A newly announced revival takes us one step further along this road. Quibi, a mysterious, yet-to-be-launched video service, announced today that it will revive Legends of the Hidden Temple, the iconic ’90s Nickelodeon show in which teams of kids had to explore the secrets of a fictitious ancient temple on a closed set, competing in logic games and physical puzzles in order to win prizes like a Super Nintendo or a trip to the Bahamas. As a kid, it was fun to watch because you could easily imagine yourself playing it, and would feel frustrated when the contestants invariably fucked up one of the games they’d presumably seen play out on TV dozens of times — the same appeal as Nickelodeon’s Guts, and Nickelodeon’s Double Dare, and, come to think of it, all of the Nickelodeon game shows.

But this go around, Legends of the Hidden Temple won’t be for kids, and it won’t feature a fictitious temple on a closed set. It will pit adults against each other in an actual jungle, with several of the game’s original contests (piece together the silver monkey!) replicated in the wild. Few details have been released as to how the show will actually play out, but my guess is that it will be something like Survivor, but with even wackier games, and hopefully no diseases.

“Bringing back Legends for Quibi is a dream come true,” Scott A. Stone, a veteran TV producer who co-created the original show, said in a statement. “I have been so lucky to be part of this defining Millennial [money-making] show, and now there is a defining Millennial [money-making] platform to go with it. I couldn’t be more excited [to make money].” This means nothing — how can a platform be “defining” when it hasn’t even launched? — but nonetheless, there is already some support for it on Twitter, and some enthusiastic press coverage.

The explicit adultification of a property originally for kids is, I think, a crucial shift in how all this works. Game shows are silly by design, especially new ones — there’s one where people just try to replicate the music-tracking app Shazam, and it’s hugely popular — and “adult Legends of the Hidden Temple” isn’t a bad elevator pitch, because it clears a very low bar of “hmm, what’s going on here?” that makes people watch a new show past the commercial break.

But absent the pretense that we are trying to recreate the formative pleasures of the past for our children in a modern context (such as putting people of color in Star Wars), the scavenging of such properties seems like an especially desperate ploy for attention and money. Quibi needs subscribers, because it’s cost a ton of money so far, and appealing to the cheap instincts of recognition is one way to do it. It’s not like Legends of the Hidden Temple was some immensely important show when it aired; kids like me didn’t think “wow, we are witnessing an epochal moment of the form.” It was just on, and on long enough to accrue some nostalgia via the inertia of aging, which makes everything that’s ever happened seem possibly profound or important — especially when an entire cultural apparatus now exists to tell us so.

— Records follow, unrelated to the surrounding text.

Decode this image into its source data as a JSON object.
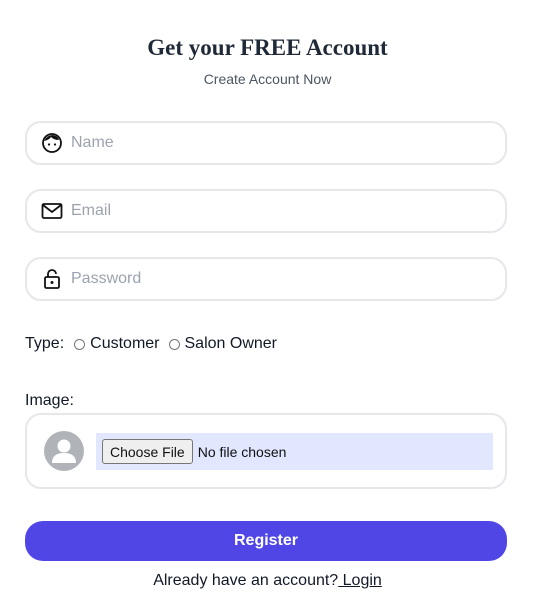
{
  "header": {
    "title": "Get your FREE Account",
    "subtitle": "Create Account Now"
  },
  "form": {
    "name": {
      "placeholder": "Name",
      "value": "",
      "icon": "face-icon"
    },
    "email": {
      "placeholder": "Email",
      "value": "",
      "icon": "envelope-icon"
    },
    "password": {
      "placeholder": "Password",
      "value": "",
      "icon": "lock-icon"
    },
    "type": {
      "label": "Type:",
      "options": [
        "Customer",
        "Salon Owner"
      ],
      "selected": null
    },
    "image": {
      "label": "Image:",
      "button_label": "Choose File",
      "status": "No file chosen",
      "avatar_icon": "user-avatar-icon"
    },
    "submit_label": "Register"
  },
  "footer": {
    "text": "Already have an account?",
    "link": " Login"
  },
  "colors": {
    "primary": "#4f46e5",
    "file_area_bg": "#e0e7ff",
    "border": "#e5e7eb"
  }
}
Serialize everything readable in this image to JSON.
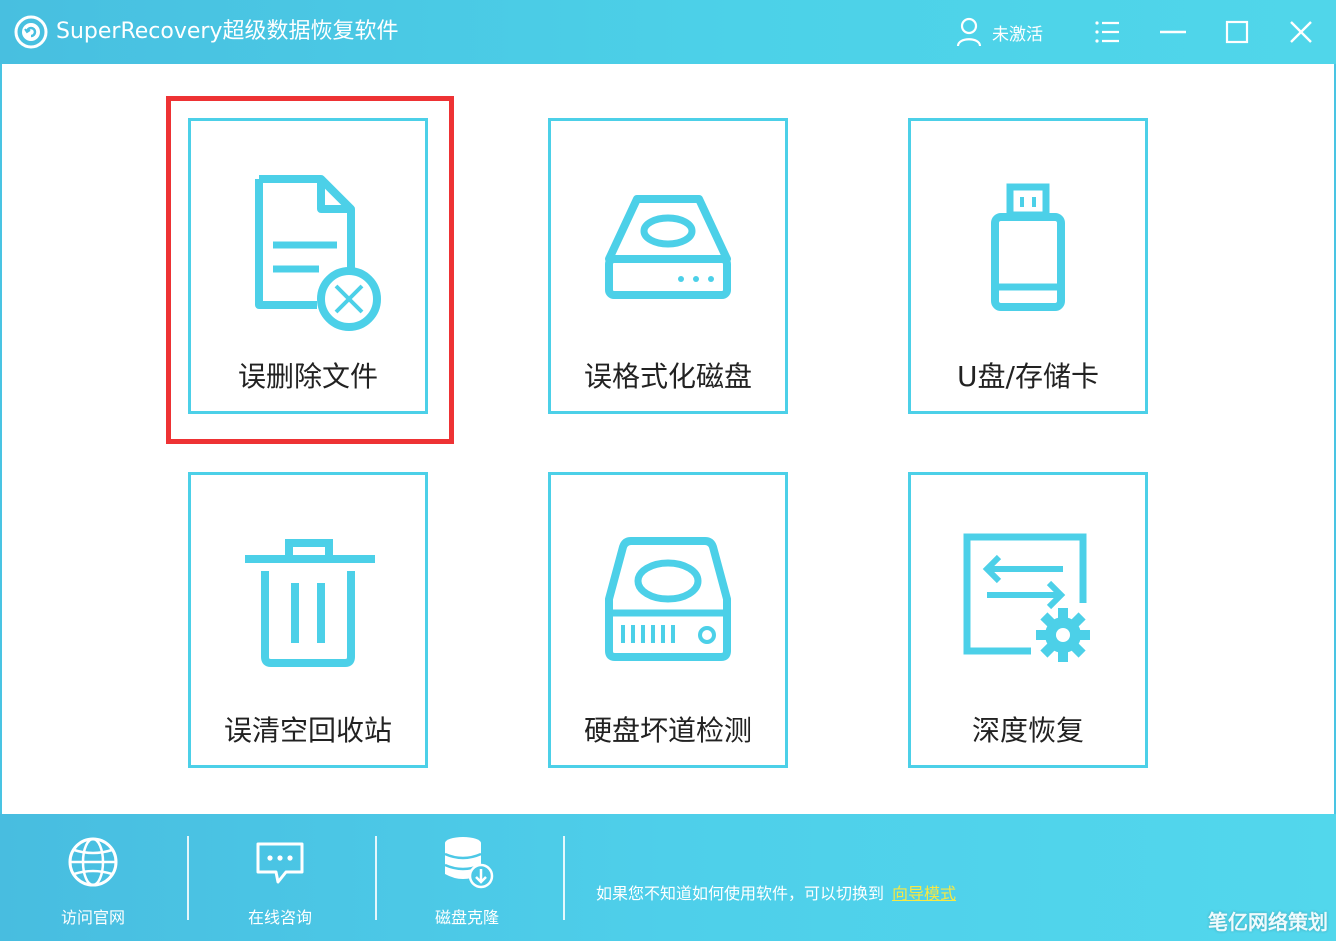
{
  "window": {
    "title": "SuperRecovery超级数据恢复软件",
    "account_label": "未激活",
    "icons": {
      "logo": "app-logo-icon",
      "user": "user-icon",
      "menu": "menu-icon",
      "minimize": "minimize-icon",
      "maximize": "maximize-icon",
      "close": "close-icon"
    }
  },
  "tiles": [
    {
      "id": "deleted-files",
      "label": "误删除文件",
      "icon": "deleted-file-icon",
      "selected": true
    },
    {
      "id": "formatted-disk",
      "label": "误格式化磁盘",
      "icon": "disk-drive-icon",
      "selected": false
    },
    {
      "id": "usb-card",
      "label": "U盘/存储卡",
      "icon": "usb-drive-icon",
      "selected": false
    },
    {
      "id": "recycle-bin",
      "label": "误清空回收站",
      "icon": "trash-icon",
      "selected": false
    },
    {
      "id": "bad-sector",
      "label": "硬盘坏道检测",
      "icon": "hard-disk-icon",
      "selected": false
    },
    {
      "id": "deep-recovery",
      "label": "深度恢复",
      "icon": "deep-recovery-icon",
      "selected": false
    }
  ],
  "footer": {
    "items": [
      {
        "label": "访问官网",
        "icon": "globe-icon"
      },
      {
        "label": "在线咨询",
        "icon": "chat-icon"
      },
      {
        "label": "磁盘克隆",
        "icon": "database-clone-icon"
      }
    ],
    "hint_text": "如果您不知道如何使用软件，可以切换到",
    "hint_link": "向导模式"
  },
  "watermark": "笔亿网络策划",
  "colors": {
    "accent": "#4cd0e8",
    "highlight": "#ee3234",
    "link": "#f7e843"
  }
}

Anyways, not to go from “look at this fun thing!” to “life is cheap and we are going to die,” but since someone (Quibi and its investors) will get rich if this thing succeeds, while our attention is increasingly absorbed and chopped up the powers that be, it’s worth complaining about. On a root level, it’s just insulting — these guys have the easiest jobs in the world, coming up with stupid shit to entertain depressed poors like you and me, and the most they can think of is this thing we’ve already seen before, now with a little more danger. They’re not trying at all, because of “burnout” or “the market is tough” or whatever. Just try, come on!

But they don’t, so we get this, and whatever else shit these highly-paid suits can come up with. At scale, this unchallenged infantilization only leads us to a future where the top show of 2021 is, like, one where celebrities are placed into Hogwarts houses and forced to answer trivia for charity. Actually, shit, that would probably work.